It all makes for a highly engaging position paper (even if that engagement doesn’t necessarily take the form of agreement on all points)! It’s healthy to challenge the status-quo from time to time…

Remote, in-memory key-value (RInK) stores such as Memcached and Redis are widely used in industry and are an active area of academic research. Coupled with stateless application servers to execute business logic and a database-like system to provide persistent storage, they form a core component of popular data center service archictectures. We argue that the time of the RInK store has come and and gone…

What on earth are they thinking? 😉

Why are developers using RInK systems as part of their design? Generally to cache data (including non-persistent data that never sees a backing store), to share non-persistent data across application services (e.g. session state that you want to survive an application process crash), and to keep the application server/services layer stateless.

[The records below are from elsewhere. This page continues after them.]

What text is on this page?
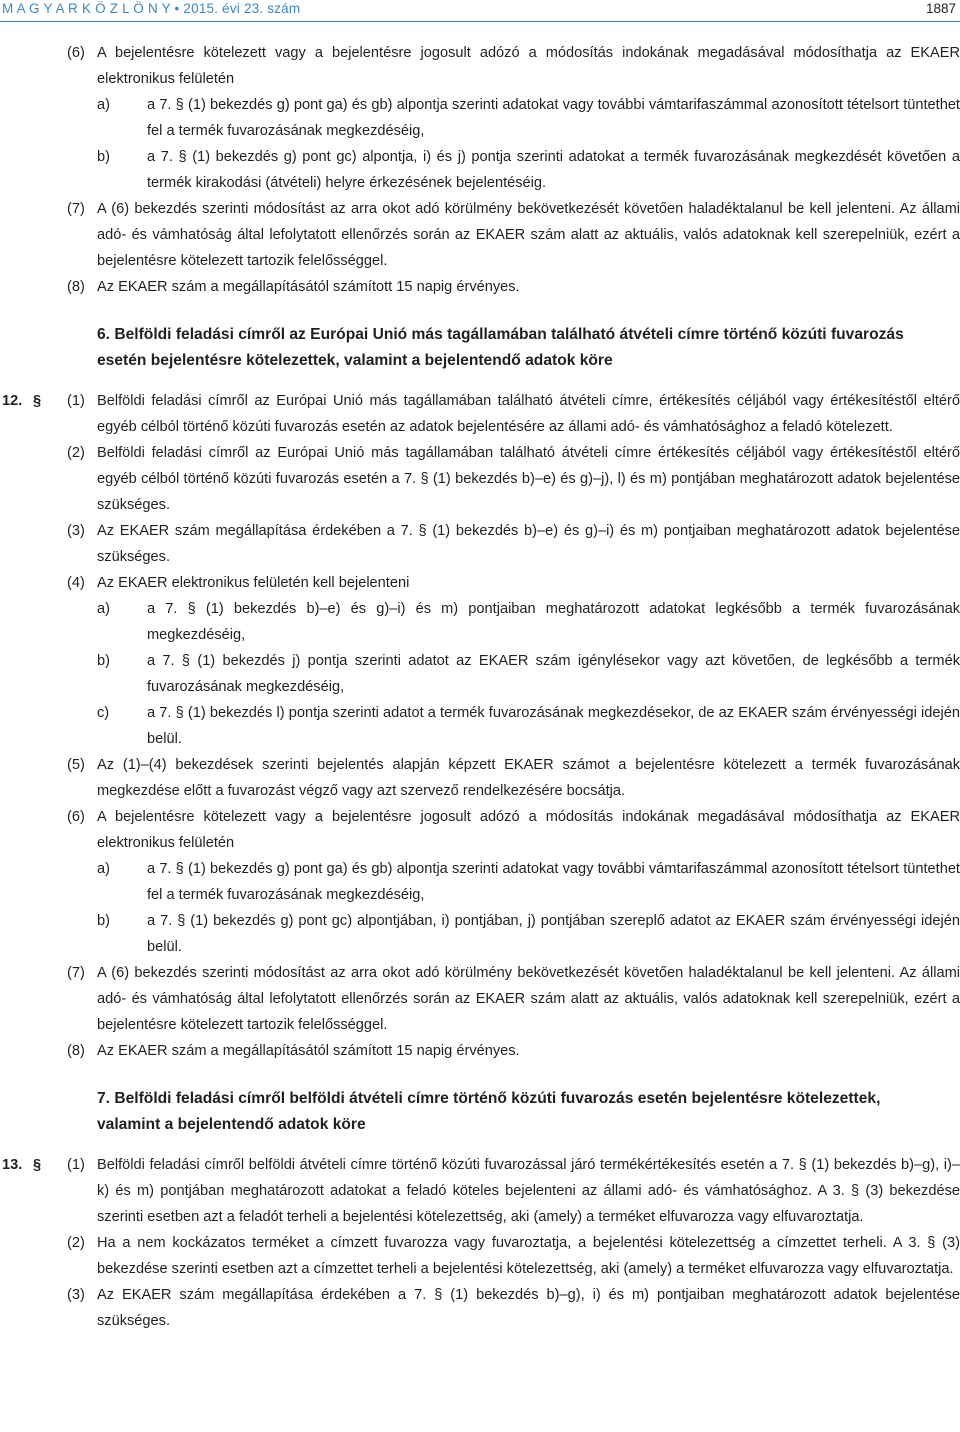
M A G Y A R K Ö Z L Ö N Y • 2015. évi 23. szám	1887

(6) A bejelentésre kötelezett vagy a bejelentésre jogosult adózó a módosítás indokának megadásával módosíthatja az EKAER elektronikus felületén

a)	a 7. § (1) bekezdés g) pont ga) és gb) alpontja szerinti adatokat vagy további vámtarifaszámmal azonosított tételsort tüntethet fel a termék fuvarozásának megkezdéséig,

b)	a 7. § (1) bekezdés g) pont gc) alpontja, i) és j) pontja szerinti adatokat a termék fuvarozásának megkezdését követően a termék kirakodási (átvételi) helyre érkezésének bejelentéséig.

(7) A (6) bekezdés szerinti módosítást az arra okot adó körülmény bekövetkezését követően haladéktalanul be kell jelenteni. Az állami adó- és vámhatóság által lefolytatott ellenőrzés során az EKAER szám alatt az aktuális, valós adatoknak kell szerepelniük, ezért a bejelentésre kötelezett tartozik felelősséggel.

(8) Az EKAER szám a megállapításától számított 15 napig érvényes.

6. Belföldi feladási címről az Európai Unió más tagállamában található átvételi címre történő közúti fuvarozás esetén bejelentésre kötelezettek, valamint a bejelentendő adatok köre

12. § (1) Belföldi feladási címről az Európai Unió más tagállamában található átvételi címre, értékesítés céljából vagy értékesítéstől eltérő egyéb célból történő közúti fuvarozás esetén az adatok bejelentésére az állami adó- és vámhatósághoz a feladó kötelezett.

(2) Belföldi feladási címről az Európai Unió más tagállamában található átvételi címre értékesítés céljából vagy értékesítéstől eltérő egyéb célból történő közúti fuvarozás esetén a 7. § (1) bekezdés b)–e) és g)–j), l) és m) pontjában meghatározott adatok bejelentése szükséges.

(3) Az EKAER szám megállapítása érdekében a 7. § (1) bekezdés b)–e) és g)–i) és m) pontjaiban meghatározott adatok bejelentése szükséges.

(4) Az EKAER elektronikus felületén kell bejelenteni

a)	a 7. § (1) bekezdés b)–e) és g)–i) és m) pontjaiban meghatározott adatokat legkésőbb a termék fuvarozásának megkezdéséig,

b)	a 7. § (1) bekezdés j) pontja szerinti adatot az EKAER szám igénylésekor vagy azt követően, de legkésőbb a termék fuvarozásának megkezdéséig,

c)	a 7. § (1) bekezdés l) pontja szerinti adatot a termék fuvarozásának megkezdésekor, de az EKAER szám érvényességi idején belül.

(5) Az (1)–(4) bekezdések szerinti bejelentés alapján képzett EKAER számot a bejelentésre kötelezett a termék fuvarozásának megkezdése előtt a fuvarozást végző vagy azt szervező rendelkezésére bocsátja.

(6) A bejelentésre kötelezett vagy a bejelentésre jogosult adózó a módosítás indokának megadásával módosíthatja az EKAER elektronikus felületén

a)	a 7. § (1) bekezdés g) pont ga) és gb) alpontja szerinti adatokat vagy további vámtarifaszámmal azonosított tételsort tüntethet fel a termék fuvarozásának megkezdéséig,

b)	a 7. § (1) bekezdés g) pont gc) alpontjában, i) pontjában, j) pontjában szereplő adatot az EKAER szám érvényességi idején belül.

(7) A (6) bekezdés szerinti módosítást az arra okot adó körülmény bekövetkezését követően haladéktalanul be kell jelenteni. Az állami adó- és vámhatóság által lefolytatott ellenőrzés során az EKAER szám alatt az aktuális, valós adatoknak kell szerepelniük, ezért a bejelentésre kötelezett tartozik felelősséggel.

(8) Az EKAER szám a megállapításától számított 15 napig érvényes.

7. Belföldi feladási címről belföldi átvételi címre történő közúti fuvarozás esetén bejelentésre kötelezettek, valamint a bejelentendő adatok köre

13. § (1) Belföldi feladási címről belföldi átvételi címre történő közúti fuvarozással járó termékértékesítés esetén a 7. § (1) bekezdés b)–g), i)–k) és m) pontjában meghatározott adatokat a feladó köteles bejelenteni az állami adó- és vámhatósághoz. A 3. § (3) bekezdése szerinti esetben azt a feladót terheli a bejelentési kötelezettség, aki (amely) a terméket elfuvarozza vagy elfuvaroztatja.

(2) Ha a nem kockázatos terméket a címzett fuvarozza vagy fuvaroztatja, a bejelentési kötelezettség a címzettet terheli. A 3. § (3) bekezdése szerinti esetben azt a címzettet terheli a bejelentési kötelezettség, aki (amely) a terméket elfuvarozza vagy elfuvaroztatja.

(3) Az EKAER szám megállapítása érdekében a 7. § (1) bekezdés b)–g), i) és m) pontjaiban meghatározott adatok bejelentése szükséges.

Keeping application services stateless is a design guideline that achieved widespread adoption following the publication of the 12-factor app manifesto. Specifically, the sixth factor says “Execute the app as one or more stateless processes.” Even re-reading that today, the letter of the law there is surprisingly strict to me: you can use the local memory space or filesystem as a brief single transaction cache, but no more. If you want to store time-expiring data that should be shared across application processes, used Memcached or Redis. TBH, I never interpreted it quite so strictly. I think it’s absolutely fine to use the local memory space or filesystem as a local cache of data that spans transactions so long as that doesn’t introduce stickiness, consistency or stale data issues. After all, we’ve been doing that forever with the 2nd-level cache of ORMs, and it is highly encouraged in e.g. the AWS Lambda programming model — which was born on the cloud— to help mitigate function start-up times. I say go ahead and use local state as a performance boost, so long as you’re fine to have that state wiped out at any moment.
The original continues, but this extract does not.